Gamelan bukan sekadar alat, melainkan gugusan ide dan konsep yang tidak semata berkisah tentang persoalan musik, tetapi juga kebudayaan dan kemanusiaan. Akibatnya, pada abad ke-21, gamelan menjadi perbincangan yang paling menarik. Banyak musisi gamelan dikenal lewat karya-karyanya, banyak pula peneliti yang berupaya mencetuskan kajian keilmuan gamelan yang disebut ”karawitanologi”. IGF menjadi palang pintu pertama gamelan dilihat dan dibaca dalam berbagai episentrum. Forum itu diikuti pementasan para empu gamelan yang selama ini karyanya memberi pengaruh besar dalam dunia kekaryaan musik. Juga ada penerbitan buku tentang pemikiran dan isu gamelan mutakhir. Dan yang lebih penting, IGF berupaya ”memanggil kembali” kelompok-kelompok karawitan dan ilmuwan gamelan di berbagai penjuru dunia untuk menziarahi kampung halaman. IGF diikuti 19 kelompok karawitan mancanegara, dan 40 kelompok dari Indonesia.

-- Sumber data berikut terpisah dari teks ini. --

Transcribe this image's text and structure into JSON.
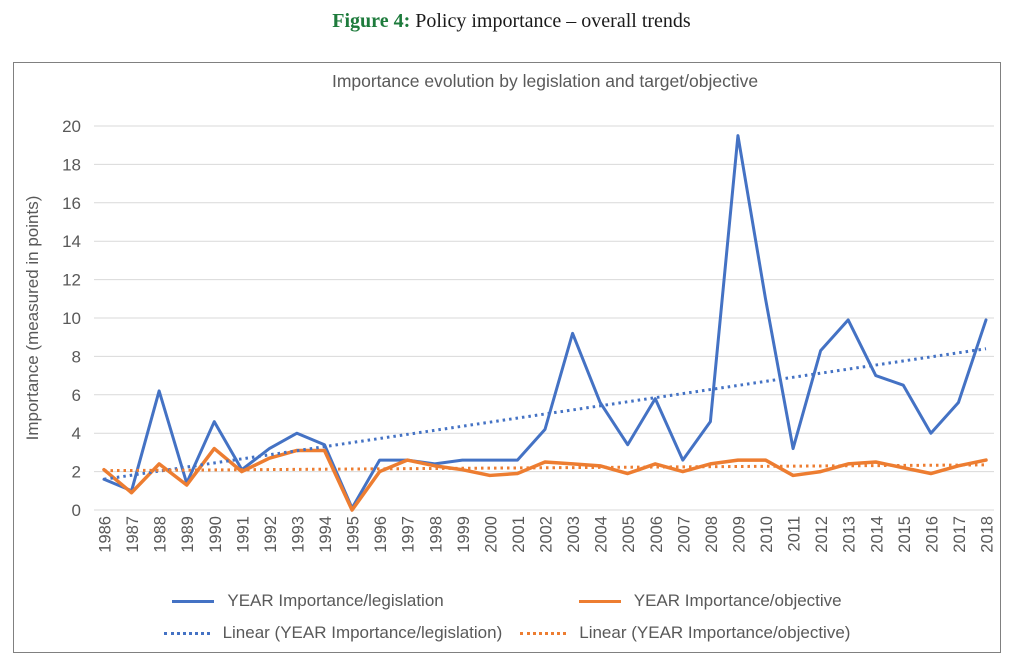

Agar tak putus dengan konteks kesejarahan, terdapat pameran yang menghadirkan berbagai situs dan prasasti tentang jejak gamelan. Forum ini digelar dengan misi penyadaran, setidaknya bagi generasi milenial negeri ini, alih-alih untuk menumbuhkan kembali kecintaan pada gamelan di kala hal-hal yang berbau fisik telah berganti menjadi era digital.

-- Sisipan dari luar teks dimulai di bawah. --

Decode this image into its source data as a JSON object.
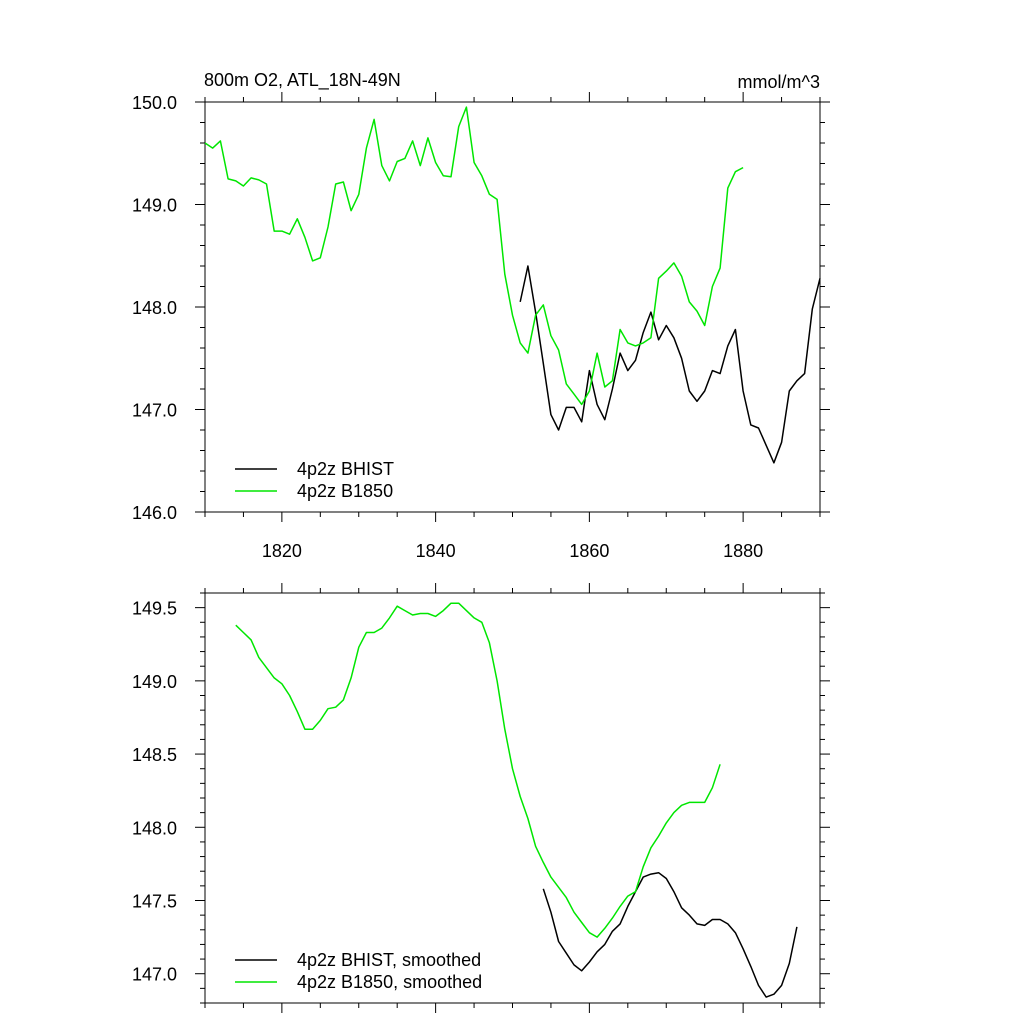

Bermain gamelan tidak semata membutuhkan kemampuan bermusik, tetapi juga empati untuk mendengarkan, mengerti dan memahami. Sebuah proses yang tak mungkin didapatkan dari sekadar bermain gawai. IGF berhasrat menjadi forum berkala.
Ruang pengingatan tentang ”rumah” dan kampung halaman yang mampu membuncahkan kerinduan mendalam dan klangenan untuk menziarahinya kembali di kemudian hari. Namun, menjadi ironi jika di IGF, gamelan begitu gaduh diperbincangkan, tetapi sayup-sayup tak memberi efek berarti bagi kehidupan gamelan di negeri ini sesudahnya.